In vielen Regionen Afrikas zeigt sich bereits heute, dass der Klimawandel mit seinen Auswirkungen (wie zum Beispiel Temperaturanstieg, Anstieg des Meeresspiegels oder erhöhte Variabilität und Rückgang der Niederschläge) schon seit Jahren von einer prognostizierten künftigen, abstrakten Bedrohung zu einem akuten Problem geworden ist. Klimabedingte größere Schwankungen der Niederschläge bei gleichzeitigem Rückgang der gesamten Niederschlagsmenge lassen sich ebenso feststellen wie verlängerte Trockenperioden oder steigende Temperaturen. Zwar ist es möglich, sich beispielsweise durch landwirtschaftliche Bewirtschaftungsmethoden in einem gewissen Rahmen an die bestehenden Klimaschwankungen und -änderungen anzupassen.
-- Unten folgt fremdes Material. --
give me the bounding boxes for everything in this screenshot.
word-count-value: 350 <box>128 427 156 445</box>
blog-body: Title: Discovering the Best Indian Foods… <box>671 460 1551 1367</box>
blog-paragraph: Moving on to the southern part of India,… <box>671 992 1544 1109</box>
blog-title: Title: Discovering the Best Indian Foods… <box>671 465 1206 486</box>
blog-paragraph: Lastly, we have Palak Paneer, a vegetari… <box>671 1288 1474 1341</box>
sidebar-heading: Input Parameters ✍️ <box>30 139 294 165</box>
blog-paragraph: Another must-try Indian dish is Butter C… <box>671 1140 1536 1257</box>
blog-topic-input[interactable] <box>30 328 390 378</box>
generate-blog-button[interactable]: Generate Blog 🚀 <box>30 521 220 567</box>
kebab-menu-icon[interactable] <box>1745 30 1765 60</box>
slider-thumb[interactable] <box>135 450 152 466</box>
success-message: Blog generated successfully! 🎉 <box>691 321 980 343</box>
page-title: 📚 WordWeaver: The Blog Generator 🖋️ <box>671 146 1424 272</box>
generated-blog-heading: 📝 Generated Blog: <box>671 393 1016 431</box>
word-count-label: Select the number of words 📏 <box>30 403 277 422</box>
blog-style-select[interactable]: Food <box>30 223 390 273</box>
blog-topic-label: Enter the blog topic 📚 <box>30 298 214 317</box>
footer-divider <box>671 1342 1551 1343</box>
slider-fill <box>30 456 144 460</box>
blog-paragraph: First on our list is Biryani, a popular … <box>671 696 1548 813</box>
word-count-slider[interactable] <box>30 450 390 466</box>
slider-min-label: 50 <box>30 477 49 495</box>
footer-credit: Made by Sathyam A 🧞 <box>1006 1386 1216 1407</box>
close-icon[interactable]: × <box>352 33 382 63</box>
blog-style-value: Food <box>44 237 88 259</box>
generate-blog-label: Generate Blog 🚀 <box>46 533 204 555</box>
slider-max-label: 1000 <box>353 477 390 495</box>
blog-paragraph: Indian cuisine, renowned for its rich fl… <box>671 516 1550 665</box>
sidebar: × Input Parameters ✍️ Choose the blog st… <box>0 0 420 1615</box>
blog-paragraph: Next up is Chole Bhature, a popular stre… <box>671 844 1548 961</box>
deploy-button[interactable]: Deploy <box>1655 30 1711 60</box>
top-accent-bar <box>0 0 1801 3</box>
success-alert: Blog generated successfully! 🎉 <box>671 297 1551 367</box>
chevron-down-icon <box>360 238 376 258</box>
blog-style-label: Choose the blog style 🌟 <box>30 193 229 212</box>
Im Hinblick auf das Ausmaß des prognostizierten Wandels dürften sich diese Anpassungsleistungen jedoch als unzureichend erweisen. Für den afrikanischen Kontinent werden nahezu sämtliche Folgen des Klimawandels relevant werden. Dazu gehören unter anderem
  • die Verknappung der Süßwasserressourcen,
  • die Beeinträchtigung von Landwirtschaft und Nahrungsmittelproduktion,
  • die Gefährdung der öffentlichen Gesundheit,
  • die Bedrohung von Ökosystemen und Artenvielfalt,
  • der Anstieg von extremen Wetterereignissen und
  • die Gefährdung von Küsten sowie tiefer gelegenen Gebieten und Inseln.
Daraus ergeben sich
  • eine Beeinträchtigung der Entwicklung in vielen afrikanischen Staaten,
  • ein Anstieg der Migration und
  • die Gefahr gewaltsamer Konflikte.
Die Folgen des Klimawandels bedingen und verstärken sich häufig gegenseitig, weshalb es kaum möglich ist, diese isoliert zu betrachten. Auch wenn sie nicht auf alle Regionen Afrikas im gleichen Ausmaß zutreffen, lassen sich dennoch gewisse Trends für den gesamten Kontinent ablesen, wie die folgenden drei Beispiele verdeutlichen.

Wasserversorgung: Wasserknappheit kann aufgrund ihrer zahlreichen Einflüsse auf andere Bereiche vielleicht als wichtigste Folge des Klimawandels angesehen werden. Schon heute wirken sich Übernutzung und Verschmutzung der Wasservorkommen negativ auf die angespannte Versorgungssituation aus. In einigen Regionen werden die ohnehin knappen Wasserressourcen durch den Klimawandel weiter zurückgehen, gleichzeitig wird der Wasserbedarf aufgrund zunehmender Bevölkerungszahlen und vor allem eines steigenden Lebensstandards anwachsen. Nach Prognosen des Intergovernmental Panel on Climate Change (IPCC) werden bis zum Jahr 2020 in Afrika zwischen 75 und 250 Millionen Menschen unter zunehmender Wasserknappheit, im Hinblick auf Menge wie auch Qualität, leiden, wobei Haushalte, Industrie und Landwirtschaft gleichermaßen betroffen sein werden. Die Abnahme der Wassermenge in fließenden Gewässern wird auch die Stromerzeugung entlang der großen Ströme beeinträchtigen, zum Beispiel am Niger oder am Nil. Der Anstieg des Meeresspiegels hat zur Folge, dass Süßwasserquellen und Grundwasservorkommen in Küstennähe versalzen. Durch den Temperaturanstieg wird der Kilimandscharo Gletscher abschmelzen und damit eine bekannte Süßwasserquelle Kenias bis spätestens 2020 verschwunden sein.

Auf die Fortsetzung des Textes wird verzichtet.